Cinromide is an experimental anticonvulsant currently in phase II testing. A single oral dose (900 mg) of cinromide was administered to 8 epileptic subjects on phenytoin therapy. Plasma samples drawn during the next 36 h were analyzed for cinromide and its amide and acid metabolites. The absorption rate of cinromide varied widely between subjects producing maximum cinromide concentrations between 0.5 and 2.5 h after the dose. The median elimination half lives of cinromide and the amide and acid metabolites were 0.73, 1.65, and 4.85 h respectively. The oral clearance of cinromide (median = 135 l/h) suggests that it is subject to first pass metabolism. In all subjects the area under the curve (AUC) of acid metabolite (632 to 1777 microM/l) was greater than the AUC of amide metabolite (77 to 185 microM/l) which was greater than the AUC of cinromide (5 to 89 microM/l).

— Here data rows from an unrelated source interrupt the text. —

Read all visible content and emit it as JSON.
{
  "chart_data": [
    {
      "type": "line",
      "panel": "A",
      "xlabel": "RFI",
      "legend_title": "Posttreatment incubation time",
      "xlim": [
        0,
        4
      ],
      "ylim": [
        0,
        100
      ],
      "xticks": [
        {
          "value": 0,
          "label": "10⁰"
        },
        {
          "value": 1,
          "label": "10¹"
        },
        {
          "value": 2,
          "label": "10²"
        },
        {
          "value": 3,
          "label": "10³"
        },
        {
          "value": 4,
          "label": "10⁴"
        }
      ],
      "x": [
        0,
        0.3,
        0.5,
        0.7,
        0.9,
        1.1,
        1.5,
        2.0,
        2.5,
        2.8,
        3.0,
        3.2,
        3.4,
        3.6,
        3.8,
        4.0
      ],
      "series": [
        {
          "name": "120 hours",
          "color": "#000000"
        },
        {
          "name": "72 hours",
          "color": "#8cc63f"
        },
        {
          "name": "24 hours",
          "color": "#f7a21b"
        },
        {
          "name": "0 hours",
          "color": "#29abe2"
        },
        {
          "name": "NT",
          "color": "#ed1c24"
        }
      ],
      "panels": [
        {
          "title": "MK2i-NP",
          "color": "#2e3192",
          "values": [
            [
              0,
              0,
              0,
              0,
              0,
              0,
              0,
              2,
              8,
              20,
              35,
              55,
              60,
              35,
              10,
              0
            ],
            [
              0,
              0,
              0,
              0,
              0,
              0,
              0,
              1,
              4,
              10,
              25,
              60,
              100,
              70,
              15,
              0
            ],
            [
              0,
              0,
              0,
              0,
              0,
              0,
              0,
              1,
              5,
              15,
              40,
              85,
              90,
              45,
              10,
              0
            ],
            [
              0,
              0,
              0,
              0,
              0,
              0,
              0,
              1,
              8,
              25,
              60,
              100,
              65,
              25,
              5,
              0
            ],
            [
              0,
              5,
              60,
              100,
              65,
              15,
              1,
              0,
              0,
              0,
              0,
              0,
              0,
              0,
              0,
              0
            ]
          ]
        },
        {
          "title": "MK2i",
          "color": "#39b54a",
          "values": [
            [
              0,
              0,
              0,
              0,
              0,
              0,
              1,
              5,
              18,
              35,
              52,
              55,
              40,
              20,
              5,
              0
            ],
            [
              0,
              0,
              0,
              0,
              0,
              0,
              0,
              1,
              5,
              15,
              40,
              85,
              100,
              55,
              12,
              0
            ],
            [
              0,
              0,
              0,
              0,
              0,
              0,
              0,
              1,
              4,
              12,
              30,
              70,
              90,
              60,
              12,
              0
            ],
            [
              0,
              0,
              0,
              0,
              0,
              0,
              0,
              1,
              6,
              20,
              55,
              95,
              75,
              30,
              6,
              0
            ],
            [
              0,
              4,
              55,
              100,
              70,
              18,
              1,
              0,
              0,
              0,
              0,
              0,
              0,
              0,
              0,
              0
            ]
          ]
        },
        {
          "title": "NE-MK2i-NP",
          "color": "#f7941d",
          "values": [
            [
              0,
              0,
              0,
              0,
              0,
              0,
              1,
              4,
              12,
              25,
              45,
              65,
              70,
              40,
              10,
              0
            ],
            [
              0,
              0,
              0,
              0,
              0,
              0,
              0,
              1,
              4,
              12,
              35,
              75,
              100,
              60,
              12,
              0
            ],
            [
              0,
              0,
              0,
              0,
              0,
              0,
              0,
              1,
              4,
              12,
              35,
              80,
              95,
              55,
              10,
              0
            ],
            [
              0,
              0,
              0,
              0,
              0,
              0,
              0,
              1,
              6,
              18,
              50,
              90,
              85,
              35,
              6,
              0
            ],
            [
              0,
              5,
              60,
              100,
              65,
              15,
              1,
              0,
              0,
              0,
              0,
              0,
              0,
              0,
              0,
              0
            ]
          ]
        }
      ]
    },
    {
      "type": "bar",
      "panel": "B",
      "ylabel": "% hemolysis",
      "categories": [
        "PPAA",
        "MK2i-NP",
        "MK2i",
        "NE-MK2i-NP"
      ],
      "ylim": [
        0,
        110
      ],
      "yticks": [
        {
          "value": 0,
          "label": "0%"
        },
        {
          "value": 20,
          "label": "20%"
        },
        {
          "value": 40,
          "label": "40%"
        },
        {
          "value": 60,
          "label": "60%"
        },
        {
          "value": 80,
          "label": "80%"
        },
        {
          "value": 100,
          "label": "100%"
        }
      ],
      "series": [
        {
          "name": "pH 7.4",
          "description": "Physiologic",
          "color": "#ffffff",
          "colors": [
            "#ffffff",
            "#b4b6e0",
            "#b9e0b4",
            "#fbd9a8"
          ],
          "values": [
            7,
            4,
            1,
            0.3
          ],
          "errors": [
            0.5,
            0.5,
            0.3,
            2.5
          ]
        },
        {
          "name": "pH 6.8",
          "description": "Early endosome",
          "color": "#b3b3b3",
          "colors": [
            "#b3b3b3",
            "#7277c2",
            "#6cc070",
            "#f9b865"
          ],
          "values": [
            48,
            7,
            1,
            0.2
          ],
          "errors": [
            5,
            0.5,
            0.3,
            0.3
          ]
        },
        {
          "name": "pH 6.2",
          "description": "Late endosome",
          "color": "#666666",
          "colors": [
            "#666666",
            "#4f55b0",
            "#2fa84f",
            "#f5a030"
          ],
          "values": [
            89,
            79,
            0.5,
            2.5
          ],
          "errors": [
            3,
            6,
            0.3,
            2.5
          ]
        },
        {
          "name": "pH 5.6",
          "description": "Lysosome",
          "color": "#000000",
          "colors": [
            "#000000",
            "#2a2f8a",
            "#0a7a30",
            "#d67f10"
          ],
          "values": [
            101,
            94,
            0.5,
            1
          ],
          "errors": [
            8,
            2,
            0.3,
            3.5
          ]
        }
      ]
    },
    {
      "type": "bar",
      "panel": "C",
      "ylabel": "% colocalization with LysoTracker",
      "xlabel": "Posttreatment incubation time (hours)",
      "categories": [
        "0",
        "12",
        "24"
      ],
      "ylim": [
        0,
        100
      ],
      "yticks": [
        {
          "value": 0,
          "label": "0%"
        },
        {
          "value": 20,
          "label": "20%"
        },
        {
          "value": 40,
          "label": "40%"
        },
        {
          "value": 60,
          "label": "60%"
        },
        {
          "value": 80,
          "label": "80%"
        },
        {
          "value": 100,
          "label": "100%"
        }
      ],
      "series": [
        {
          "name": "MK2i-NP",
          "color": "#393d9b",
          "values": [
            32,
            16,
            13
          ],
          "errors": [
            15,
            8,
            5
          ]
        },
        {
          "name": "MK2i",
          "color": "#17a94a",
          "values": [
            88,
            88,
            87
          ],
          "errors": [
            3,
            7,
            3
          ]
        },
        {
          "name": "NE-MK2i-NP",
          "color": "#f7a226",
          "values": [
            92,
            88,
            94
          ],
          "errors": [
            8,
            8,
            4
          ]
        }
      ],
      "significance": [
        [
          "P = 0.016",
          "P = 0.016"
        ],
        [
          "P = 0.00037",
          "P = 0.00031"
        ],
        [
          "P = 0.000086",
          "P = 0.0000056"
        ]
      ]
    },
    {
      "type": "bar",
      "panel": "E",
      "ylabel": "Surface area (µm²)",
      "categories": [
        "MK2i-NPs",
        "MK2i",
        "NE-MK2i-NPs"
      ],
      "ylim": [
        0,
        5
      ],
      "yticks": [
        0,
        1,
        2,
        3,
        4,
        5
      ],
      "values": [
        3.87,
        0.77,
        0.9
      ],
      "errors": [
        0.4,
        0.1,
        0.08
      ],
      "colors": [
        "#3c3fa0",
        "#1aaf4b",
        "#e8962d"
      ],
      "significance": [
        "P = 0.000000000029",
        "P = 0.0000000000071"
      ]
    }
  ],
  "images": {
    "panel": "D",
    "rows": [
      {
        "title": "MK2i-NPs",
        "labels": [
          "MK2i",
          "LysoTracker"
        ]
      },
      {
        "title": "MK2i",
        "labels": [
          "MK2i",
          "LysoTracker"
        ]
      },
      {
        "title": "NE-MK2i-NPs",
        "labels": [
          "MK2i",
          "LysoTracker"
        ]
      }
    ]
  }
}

Steady-state concentration ratios of metabolite to parent drug predicted from the AUC data were 3.8 for the amide and 35.8 for the acid metabolite. The amide metabolite is known to have anticonvulsant properties and, until the relative contributions of metabolites and parent drug to the efficacy of cinromide are resolved, the monitoring of metabolites as well as parent drug is imperative.